Mumbai: Investor sentiments were subdued after the central bank maintained status-quo on key lending rates, leading to a barometer index of the equity markets provisionally closing more than 115 points down on Tuesday.

The bearish sentiments were seen in the markets after the Reserve Bank of India (RBI) in its third monetary policy review of the current fiscal decided to keep key lending rates unchanged.

The decision to maintain the status-quo disappointed investors. There was a general consensus in the markets that the current review might be the last chance that RBI had to cut rates in this calendar year. 
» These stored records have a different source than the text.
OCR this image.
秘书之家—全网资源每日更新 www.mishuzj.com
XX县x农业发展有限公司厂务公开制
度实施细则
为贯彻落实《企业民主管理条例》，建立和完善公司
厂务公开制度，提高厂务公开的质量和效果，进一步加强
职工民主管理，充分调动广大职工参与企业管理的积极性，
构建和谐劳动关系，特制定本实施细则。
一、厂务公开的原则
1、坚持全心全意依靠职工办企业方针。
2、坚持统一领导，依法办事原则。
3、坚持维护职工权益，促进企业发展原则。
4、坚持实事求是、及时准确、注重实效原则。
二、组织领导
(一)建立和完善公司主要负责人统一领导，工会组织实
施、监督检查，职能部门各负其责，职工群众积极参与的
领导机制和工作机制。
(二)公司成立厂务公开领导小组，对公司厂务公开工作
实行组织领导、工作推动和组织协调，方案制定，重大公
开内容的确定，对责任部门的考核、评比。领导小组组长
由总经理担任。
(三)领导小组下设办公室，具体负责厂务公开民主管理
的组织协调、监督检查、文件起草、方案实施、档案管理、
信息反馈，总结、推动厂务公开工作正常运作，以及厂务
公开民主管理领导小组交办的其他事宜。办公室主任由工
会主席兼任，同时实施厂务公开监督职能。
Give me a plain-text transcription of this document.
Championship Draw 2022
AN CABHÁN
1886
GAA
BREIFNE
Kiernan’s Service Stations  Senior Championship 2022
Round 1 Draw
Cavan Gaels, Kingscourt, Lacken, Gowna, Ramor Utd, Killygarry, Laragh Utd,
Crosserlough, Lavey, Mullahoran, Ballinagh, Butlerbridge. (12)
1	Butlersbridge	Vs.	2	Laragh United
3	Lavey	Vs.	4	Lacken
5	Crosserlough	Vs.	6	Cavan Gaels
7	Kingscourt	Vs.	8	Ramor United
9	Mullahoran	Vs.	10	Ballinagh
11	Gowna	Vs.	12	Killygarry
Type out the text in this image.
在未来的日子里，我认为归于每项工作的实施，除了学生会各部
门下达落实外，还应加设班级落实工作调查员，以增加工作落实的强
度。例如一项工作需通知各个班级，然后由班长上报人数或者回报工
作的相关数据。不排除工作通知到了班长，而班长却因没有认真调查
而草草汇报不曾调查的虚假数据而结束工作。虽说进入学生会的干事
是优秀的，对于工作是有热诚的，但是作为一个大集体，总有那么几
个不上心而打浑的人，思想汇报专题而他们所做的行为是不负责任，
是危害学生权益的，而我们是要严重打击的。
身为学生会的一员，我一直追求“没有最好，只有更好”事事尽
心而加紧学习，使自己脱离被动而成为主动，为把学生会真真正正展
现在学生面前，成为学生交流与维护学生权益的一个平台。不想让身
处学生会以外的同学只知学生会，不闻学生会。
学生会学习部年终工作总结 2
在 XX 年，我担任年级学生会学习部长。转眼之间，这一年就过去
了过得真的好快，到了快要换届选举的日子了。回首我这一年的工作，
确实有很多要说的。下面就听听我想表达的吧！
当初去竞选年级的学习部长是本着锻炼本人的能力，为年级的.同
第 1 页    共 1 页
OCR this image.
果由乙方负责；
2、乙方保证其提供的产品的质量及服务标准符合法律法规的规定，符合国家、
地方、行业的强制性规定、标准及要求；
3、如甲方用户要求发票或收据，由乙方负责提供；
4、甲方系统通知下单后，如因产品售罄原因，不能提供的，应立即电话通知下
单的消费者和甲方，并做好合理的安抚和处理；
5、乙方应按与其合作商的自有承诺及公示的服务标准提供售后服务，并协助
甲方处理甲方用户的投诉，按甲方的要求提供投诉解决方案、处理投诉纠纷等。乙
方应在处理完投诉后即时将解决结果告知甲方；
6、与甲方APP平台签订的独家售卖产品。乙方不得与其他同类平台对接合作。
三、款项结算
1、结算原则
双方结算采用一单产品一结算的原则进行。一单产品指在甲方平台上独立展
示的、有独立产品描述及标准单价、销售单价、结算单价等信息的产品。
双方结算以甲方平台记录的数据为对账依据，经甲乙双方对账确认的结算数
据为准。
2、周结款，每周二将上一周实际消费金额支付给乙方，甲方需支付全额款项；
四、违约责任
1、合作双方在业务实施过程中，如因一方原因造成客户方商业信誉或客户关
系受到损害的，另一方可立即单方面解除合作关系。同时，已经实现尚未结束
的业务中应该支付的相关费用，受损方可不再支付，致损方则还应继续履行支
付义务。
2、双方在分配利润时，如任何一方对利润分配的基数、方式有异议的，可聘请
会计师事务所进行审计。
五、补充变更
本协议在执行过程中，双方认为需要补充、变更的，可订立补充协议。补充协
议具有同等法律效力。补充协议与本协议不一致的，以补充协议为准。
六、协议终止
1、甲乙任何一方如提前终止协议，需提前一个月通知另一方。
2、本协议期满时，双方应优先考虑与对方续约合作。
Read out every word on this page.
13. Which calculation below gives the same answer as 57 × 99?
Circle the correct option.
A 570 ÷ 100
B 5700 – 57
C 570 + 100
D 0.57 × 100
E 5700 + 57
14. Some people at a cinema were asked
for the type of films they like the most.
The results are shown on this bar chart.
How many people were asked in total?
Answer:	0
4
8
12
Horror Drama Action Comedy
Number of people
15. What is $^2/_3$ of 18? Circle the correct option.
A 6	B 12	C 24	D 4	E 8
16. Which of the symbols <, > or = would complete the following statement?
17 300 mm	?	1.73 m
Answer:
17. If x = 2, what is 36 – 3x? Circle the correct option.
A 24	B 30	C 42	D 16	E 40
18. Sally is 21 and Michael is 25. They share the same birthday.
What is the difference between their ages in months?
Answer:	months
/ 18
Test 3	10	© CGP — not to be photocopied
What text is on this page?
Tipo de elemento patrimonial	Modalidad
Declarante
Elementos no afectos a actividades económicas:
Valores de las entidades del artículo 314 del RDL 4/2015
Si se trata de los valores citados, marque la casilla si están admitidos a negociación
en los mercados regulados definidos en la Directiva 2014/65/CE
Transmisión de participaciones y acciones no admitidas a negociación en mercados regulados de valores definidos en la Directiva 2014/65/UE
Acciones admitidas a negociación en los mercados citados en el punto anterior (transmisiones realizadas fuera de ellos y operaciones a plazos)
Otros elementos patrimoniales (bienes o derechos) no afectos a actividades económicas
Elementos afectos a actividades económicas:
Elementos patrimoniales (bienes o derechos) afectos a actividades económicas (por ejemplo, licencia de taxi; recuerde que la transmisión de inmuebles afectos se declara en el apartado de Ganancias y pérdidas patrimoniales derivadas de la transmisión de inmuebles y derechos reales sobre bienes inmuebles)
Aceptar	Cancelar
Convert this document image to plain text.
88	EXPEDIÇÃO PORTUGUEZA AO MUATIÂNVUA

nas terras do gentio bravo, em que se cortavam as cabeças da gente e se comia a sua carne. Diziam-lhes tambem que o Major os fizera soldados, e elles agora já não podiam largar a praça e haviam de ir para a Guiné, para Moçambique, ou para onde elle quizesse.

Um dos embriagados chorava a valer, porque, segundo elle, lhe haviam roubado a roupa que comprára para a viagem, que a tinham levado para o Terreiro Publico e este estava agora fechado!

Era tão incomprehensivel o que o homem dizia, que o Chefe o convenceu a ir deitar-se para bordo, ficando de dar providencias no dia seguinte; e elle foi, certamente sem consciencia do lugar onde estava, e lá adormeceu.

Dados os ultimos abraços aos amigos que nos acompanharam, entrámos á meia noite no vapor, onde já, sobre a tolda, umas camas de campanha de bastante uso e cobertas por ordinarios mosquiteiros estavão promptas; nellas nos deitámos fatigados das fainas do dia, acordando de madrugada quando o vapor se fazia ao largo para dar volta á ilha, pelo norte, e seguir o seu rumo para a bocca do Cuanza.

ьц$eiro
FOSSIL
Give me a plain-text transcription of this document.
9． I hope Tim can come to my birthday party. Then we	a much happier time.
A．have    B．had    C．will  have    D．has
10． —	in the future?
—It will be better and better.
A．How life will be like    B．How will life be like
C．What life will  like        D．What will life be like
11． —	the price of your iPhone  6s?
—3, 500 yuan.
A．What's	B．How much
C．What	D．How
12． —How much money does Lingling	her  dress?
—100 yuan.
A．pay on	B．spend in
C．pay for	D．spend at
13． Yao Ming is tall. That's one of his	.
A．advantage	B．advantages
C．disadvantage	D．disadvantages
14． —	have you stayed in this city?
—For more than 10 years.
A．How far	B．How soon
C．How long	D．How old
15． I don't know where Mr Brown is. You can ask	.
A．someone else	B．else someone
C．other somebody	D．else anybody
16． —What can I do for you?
Markets are doubtful over the RBI’s ability for a future easing of the monetary policy in the hindsight that inflation might spiral up again and the US Fed’s decision on its own rates is coming up in September.

The wider 50-scrip Nifty of the National Stock Exchange (NSE) closed flat. It was provisionally down 26 points or 0.31 percent at 8,516.90 points.

The Sensex of the S&P Bombay Stock Exchange (BSE), which opened at 28,225.04 points, provisionally closed at 28,071.93 points (at 3.30 p.m.) — down 115.13 points or 0.41 percent from the previous day’s close at 28,187.06 points.

The Sensex touched a high of 28,264.72 points and a low of 27,866.12 points in the intra-day trade.

“There was disappointment in the markets as investors expected a cut based on current data which showed that the inflation is coming under control, stable macro fundamentals and falling crude oil prices,” Anand James, co-head, technical research desk, Geojit BNP Paribas, told IANS.

“Good monsoon and containment of inflation coupled-with rupee stability and falling commodity prices still gives the RBI room to cut rates in the coming time.”

According to Devendra Nevgi, chief executive of ZyFin Advisors, Tuesday’s knee-jerk reaction will not be long-lasting as markets had factored in a status-quo.

“What’s more important for the markets is to assess the language used by the RBI on the Indian economy, oil prices, monsoon, inflation and the US rate hike. The analysis of language will give further impetus to the markets,” Nevgi observed.